How to Calculate Risk Premium
Calculating Risk Premium and What It Means to Your Investment
Risk and reward. They're two sides of the same coin in almost every situation, and that's the way it's supposed to work for stock investors, too. There's a clear correlation between the two: When you assume the risk of investing in a stock, you should be able to expect a reward that is commensurate with the risk. The greater the risk, the more you should earn.
The problem with the relationship between risk and reward is that the reward is always a potential reward.
It's not in the here and now, and it's not carved in granite. If it were certain, there would be no risk. That element would be taken out of the equation.

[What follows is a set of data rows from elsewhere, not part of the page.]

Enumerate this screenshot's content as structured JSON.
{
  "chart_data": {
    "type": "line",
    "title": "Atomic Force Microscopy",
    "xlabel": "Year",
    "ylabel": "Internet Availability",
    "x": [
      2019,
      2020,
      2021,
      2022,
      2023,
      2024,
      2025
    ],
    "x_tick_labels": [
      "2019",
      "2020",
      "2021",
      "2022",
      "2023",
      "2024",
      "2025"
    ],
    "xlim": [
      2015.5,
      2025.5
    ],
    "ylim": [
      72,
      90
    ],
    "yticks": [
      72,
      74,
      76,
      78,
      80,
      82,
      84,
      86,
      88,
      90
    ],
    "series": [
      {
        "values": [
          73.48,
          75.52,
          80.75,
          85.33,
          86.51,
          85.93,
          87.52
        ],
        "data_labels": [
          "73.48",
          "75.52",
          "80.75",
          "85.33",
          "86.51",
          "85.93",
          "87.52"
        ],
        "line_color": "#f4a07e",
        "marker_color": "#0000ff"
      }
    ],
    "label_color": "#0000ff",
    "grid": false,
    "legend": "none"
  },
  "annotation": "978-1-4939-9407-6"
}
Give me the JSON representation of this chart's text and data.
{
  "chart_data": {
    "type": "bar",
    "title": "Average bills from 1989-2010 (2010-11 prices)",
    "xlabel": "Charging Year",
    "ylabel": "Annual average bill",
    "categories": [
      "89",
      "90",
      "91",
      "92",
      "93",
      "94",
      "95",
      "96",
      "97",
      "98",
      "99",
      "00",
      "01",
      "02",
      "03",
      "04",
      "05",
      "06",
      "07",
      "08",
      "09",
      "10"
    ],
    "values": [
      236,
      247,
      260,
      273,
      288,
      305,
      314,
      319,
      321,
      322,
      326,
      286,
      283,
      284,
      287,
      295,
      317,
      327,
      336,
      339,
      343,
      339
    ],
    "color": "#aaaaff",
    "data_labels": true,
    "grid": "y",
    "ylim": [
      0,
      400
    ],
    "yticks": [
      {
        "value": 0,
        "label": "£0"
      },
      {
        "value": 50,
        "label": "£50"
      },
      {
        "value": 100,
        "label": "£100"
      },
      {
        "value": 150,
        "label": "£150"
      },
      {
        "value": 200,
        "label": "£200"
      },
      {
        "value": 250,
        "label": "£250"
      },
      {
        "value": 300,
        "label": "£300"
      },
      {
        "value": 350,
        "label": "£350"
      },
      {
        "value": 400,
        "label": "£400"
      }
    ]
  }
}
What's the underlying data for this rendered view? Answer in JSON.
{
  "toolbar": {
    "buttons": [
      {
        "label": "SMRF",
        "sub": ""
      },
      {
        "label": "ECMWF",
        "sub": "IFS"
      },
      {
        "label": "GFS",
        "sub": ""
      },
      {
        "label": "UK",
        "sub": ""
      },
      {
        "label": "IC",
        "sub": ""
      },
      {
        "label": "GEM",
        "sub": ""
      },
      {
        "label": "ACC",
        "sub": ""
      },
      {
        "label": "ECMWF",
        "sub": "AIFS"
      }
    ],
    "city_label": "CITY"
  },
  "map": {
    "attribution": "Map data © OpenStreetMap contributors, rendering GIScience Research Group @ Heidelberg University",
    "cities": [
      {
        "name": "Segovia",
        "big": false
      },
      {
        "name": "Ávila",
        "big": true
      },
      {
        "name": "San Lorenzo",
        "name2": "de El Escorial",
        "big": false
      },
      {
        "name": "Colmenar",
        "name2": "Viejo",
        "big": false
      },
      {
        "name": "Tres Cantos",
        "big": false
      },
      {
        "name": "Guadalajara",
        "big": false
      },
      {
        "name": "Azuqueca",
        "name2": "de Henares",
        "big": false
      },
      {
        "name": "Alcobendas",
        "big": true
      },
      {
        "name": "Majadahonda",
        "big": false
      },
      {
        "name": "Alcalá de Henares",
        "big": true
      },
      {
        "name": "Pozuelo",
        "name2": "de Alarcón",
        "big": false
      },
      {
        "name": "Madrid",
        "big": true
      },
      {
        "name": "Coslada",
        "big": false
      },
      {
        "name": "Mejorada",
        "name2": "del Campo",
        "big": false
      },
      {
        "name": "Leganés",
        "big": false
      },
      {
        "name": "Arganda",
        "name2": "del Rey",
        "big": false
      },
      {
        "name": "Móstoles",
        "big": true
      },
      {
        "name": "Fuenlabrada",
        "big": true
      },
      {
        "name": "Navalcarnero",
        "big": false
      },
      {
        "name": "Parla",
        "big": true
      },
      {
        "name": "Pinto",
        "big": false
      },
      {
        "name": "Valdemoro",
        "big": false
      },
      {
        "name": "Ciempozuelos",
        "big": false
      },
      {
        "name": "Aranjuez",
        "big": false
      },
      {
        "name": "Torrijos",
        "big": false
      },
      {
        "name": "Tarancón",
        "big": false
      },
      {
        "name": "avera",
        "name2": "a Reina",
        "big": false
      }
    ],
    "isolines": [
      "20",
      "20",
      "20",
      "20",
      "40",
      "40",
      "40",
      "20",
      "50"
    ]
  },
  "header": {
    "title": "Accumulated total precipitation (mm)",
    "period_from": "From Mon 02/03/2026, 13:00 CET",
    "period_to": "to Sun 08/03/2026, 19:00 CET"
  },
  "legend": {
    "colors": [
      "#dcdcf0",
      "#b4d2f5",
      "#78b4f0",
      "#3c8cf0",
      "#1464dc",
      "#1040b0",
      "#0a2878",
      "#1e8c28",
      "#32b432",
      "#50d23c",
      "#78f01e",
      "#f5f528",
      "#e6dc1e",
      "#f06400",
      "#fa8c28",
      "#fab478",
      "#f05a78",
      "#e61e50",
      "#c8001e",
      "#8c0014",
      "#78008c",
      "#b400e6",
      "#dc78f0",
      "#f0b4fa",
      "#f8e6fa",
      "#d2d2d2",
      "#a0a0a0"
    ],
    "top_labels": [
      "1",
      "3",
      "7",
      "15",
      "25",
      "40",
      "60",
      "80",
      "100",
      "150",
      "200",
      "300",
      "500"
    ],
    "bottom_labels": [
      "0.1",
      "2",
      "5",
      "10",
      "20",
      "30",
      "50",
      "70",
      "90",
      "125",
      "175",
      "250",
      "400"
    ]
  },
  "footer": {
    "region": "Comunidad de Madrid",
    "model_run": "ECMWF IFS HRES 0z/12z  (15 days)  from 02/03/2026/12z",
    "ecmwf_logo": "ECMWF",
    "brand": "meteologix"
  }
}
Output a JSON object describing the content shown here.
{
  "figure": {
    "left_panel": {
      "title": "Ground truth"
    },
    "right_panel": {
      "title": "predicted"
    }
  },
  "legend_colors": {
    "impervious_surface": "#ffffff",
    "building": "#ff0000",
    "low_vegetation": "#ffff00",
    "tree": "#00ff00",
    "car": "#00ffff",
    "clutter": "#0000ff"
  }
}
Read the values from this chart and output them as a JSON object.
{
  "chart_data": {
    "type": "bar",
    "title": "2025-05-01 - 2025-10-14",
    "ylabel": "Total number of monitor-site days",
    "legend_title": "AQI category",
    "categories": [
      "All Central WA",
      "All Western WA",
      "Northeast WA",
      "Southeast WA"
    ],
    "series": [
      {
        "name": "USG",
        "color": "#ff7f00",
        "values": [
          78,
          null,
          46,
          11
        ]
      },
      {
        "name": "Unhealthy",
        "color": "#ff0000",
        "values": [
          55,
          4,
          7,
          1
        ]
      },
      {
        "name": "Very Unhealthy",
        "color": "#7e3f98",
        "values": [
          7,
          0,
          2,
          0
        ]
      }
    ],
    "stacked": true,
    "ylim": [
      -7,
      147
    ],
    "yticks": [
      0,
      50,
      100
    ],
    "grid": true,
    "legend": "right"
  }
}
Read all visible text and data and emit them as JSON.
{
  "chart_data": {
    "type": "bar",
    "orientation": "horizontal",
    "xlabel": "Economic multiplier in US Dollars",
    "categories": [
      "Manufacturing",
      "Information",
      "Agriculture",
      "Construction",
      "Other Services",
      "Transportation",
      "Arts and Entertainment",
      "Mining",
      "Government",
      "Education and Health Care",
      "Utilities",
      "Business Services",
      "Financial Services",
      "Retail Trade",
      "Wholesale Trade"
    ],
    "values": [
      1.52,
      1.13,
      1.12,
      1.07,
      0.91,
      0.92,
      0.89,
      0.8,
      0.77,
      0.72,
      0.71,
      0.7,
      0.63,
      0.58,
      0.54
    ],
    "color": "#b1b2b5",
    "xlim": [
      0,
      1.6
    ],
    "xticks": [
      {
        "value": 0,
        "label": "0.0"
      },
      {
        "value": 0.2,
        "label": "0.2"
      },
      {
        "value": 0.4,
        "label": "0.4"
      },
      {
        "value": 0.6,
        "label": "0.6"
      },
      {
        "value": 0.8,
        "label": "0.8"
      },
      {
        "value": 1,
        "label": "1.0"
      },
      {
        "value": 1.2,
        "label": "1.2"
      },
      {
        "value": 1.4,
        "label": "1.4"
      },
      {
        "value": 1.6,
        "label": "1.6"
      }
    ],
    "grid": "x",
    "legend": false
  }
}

So where does this leave investors? They need a way to figure out what their reward should be so they can invest accordingly. Fortunately, there is a quick and easy way you can get a reading on an investment's potential reward to see if it's in line with the risk you're taking.
The First Step
The first step is to determine the "risk free" return that's currently available in the market. This is an investment you could own that is without risk and that serves as a baseline for your measurement. Many investors use U.S. treasury bonds for this benchmark because they're backed by the full faith and credit of the U.S. government.
If you can earn a risk-free return of 2 percent from treasury bonds, that becomes your baseline. That means any investment with risk must return more than 5 percent to be worthwhile.
The amount the investment returns over 2 percent is known as the risk premium.
Here's an example. If you're looking at a stock with an expected return of 11 percent, the risk premium is 9 percent: 11 percent less 2 percent equals a 9 percent risk premium.
Is It Enough?
Is 9 percent enough of a risk premium for the risk that exists that this particular stock might not achieve the return you expect?
It probably is, at least for a well-established, large-cap stock. But what about a young, small-cap stock? That might not be enough of a risk premium to justify the risk you're taking with the investment.
This simple test is certainly not the only analysis you should do, and there could be other factors involved. The lesson here is that you should always ask yourself if the risk premium for a particular investment makes it worth wagering your money on a particular stock, or any investment for that matter.
And there's also a factor that's not quite quantifiable, at least numerically—your own aversion to or tolerance for risk. A 9 percent risk premium might be more or less than you can comfortably stomach. And if investing were an exact science, we'd all be rich.
Note: Always consult with a financial professional for the most up-to-date information and trends. This article is not investment advice and it is not intended as investment advice.